To fill missing values we will use the most frequent value in each column (there are many other filling methods, the one I select is just for example purposes).
# fill missing values
train_mode = dict(X_train.mode().iloc[0])
X_train = X_train.fillna(train_mode)
print(train_mode)
The train_mode
values look like:
{'age': 31.0,
'workclass': 3.0,
'fnlwgt': 121124.0,
'education': 11.0,
'education-num': 9.0,
'marital-status': 2.0,
'occupation': 9.0,
'relationship': 0.0,
'race': 4.0,
'sex': 1.0,
'capital-gain': 0.0,
'capital-loss': 0.0,
'hours-per-week': 40.0,
'native-country': 37.0}
From train_mode
you see, that for example in the age
column the most frequent value is 31.0
.
Let’s convert categoricals into numbers. I will use LabelEncoder
from sklearn
package:
# convert categoricals
encoders = {}
for column in ['workclass', 'education', 'marital-status',
'occupation', 'relationship', 'race',
'sex','native-country']:
categorical_convert = LabelEncoder()
X_train[column] = categorical_convert.fit_transform(X_train[column])
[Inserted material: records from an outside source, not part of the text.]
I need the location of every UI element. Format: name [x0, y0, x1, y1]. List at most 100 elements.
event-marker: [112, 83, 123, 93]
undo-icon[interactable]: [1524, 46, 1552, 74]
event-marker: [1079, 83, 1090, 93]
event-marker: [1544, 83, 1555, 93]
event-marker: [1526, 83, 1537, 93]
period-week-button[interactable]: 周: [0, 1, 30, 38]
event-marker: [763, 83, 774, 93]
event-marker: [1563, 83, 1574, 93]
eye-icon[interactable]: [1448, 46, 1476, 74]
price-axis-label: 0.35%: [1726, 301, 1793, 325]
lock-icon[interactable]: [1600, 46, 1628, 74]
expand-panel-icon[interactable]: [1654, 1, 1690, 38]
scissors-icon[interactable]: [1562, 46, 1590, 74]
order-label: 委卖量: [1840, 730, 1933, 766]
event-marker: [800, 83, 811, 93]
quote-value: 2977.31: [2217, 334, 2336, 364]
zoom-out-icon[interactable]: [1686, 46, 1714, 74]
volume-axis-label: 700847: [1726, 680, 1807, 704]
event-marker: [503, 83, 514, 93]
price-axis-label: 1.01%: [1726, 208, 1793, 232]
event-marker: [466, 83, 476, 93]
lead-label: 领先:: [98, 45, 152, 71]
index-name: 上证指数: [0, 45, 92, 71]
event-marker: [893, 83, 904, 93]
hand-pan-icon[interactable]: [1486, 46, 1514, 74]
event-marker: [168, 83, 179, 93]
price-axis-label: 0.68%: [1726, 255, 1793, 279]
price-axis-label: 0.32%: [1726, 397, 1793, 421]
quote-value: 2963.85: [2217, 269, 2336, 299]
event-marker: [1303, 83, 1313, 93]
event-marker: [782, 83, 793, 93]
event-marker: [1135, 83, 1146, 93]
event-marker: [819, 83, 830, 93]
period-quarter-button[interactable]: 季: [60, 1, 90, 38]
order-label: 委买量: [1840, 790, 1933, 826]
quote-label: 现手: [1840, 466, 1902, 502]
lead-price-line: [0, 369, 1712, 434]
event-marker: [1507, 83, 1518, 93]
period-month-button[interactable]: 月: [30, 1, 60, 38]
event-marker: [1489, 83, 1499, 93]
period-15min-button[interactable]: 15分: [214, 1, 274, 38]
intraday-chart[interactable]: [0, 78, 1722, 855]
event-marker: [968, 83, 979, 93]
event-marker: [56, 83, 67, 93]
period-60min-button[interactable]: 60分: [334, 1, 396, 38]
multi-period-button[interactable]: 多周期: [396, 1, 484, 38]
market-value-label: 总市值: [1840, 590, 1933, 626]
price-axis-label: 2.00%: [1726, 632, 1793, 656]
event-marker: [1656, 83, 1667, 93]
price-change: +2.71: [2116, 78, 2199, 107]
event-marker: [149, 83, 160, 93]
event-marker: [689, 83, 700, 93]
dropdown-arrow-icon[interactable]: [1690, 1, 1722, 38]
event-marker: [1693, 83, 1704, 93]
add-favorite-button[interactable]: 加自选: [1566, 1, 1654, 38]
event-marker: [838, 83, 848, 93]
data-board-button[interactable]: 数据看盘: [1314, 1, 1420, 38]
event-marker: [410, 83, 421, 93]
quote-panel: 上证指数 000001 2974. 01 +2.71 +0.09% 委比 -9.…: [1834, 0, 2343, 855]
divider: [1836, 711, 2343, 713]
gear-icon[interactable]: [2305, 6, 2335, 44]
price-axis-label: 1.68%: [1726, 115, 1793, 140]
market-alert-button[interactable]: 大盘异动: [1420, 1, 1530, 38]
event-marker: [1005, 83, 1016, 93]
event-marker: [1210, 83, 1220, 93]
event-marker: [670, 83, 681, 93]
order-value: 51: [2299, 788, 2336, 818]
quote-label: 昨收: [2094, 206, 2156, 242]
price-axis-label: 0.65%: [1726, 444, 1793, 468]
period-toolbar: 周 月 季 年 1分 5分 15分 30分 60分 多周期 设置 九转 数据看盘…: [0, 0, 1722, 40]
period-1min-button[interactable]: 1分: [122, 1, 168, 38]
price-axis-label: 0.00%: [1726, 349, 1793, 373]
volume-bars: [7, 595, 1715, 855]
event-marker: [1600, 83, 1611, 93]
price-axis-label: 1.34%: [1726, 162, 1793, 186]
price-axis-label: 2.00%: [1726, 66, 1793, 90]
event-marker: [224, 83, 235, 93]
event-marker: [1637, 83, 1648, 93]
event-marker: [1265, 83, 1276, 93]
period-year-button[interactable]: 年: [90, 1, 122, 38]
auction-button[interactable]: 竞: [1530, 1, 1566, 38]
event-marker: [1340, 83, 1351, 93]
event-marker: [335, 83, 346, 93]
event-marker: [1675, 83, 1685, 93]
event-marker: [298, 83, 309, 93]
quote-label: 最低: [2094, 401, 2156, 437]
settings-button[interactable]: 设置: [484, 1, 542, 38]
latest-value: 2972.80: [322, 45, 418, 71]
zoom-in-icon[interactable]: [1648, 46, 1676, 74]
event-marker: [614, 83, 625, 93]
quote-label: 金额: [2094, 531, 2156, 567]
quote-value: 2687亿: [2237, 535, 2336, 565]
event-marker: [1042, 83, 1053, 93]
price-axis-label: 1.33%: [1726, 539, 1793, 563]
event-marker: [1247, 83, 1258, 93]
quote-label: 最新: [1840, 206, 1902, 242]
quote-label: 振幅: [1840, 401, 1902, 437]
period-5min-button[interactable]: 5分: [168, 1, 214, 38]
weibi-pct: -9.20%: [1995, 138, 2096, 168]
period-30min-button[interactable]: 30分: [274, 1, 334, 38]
encoders[column] = categorical_convert
Algorithms training
Data is ready, so we can train our Random Forest algorithm.
# train the Random Forest algorithm
rf = RandomForestClassifier(n_estimators = 100)
rf = rf.fit(X_train, y_train)
We will also train Extra Trees
algorithm:
# train the Extra Trees algorithm
et = ExtraTreesClassifier(n_estimators = 100)
et = et.fit(X_train, y_train)
As you see, training the algorithm is easy, just 2 lines of code - much less than data reading and pre-processing.
Now, let’s save the algorithm that we have created. The important thing to notice is that the ML algorithm is not only the rf
and et
variable (with model weights), but we also need to save pre-processing variables train_mode
and encoders
as well. For saving, I will use joblib
package.
# save preprocessing objects and RF algorithm
joblib.dump(train_mode, "./train_mode.joblib", compress=True)
joblib.dump(encoders, "./encoders.joblib", compress=True)
joblib.dump(rf, "./random_forest.joblib", compress=True)
joblib.dump(et, "./extra_trees.joblib", compress=True)
Add ML code and artifacts to the repository
Before continuing to the next chapter, let’s add our notebook and files to the repository.
# execute in project main directory
git add research/*
git commit -am "add ML code and algorithms"
git push
Each file with preprocessing objects and algorithms is smaller than 100 MB, which is the GitHub file limit. For larger files it will be better to use separate version control systems like DVC - however, this is a more advanced topic.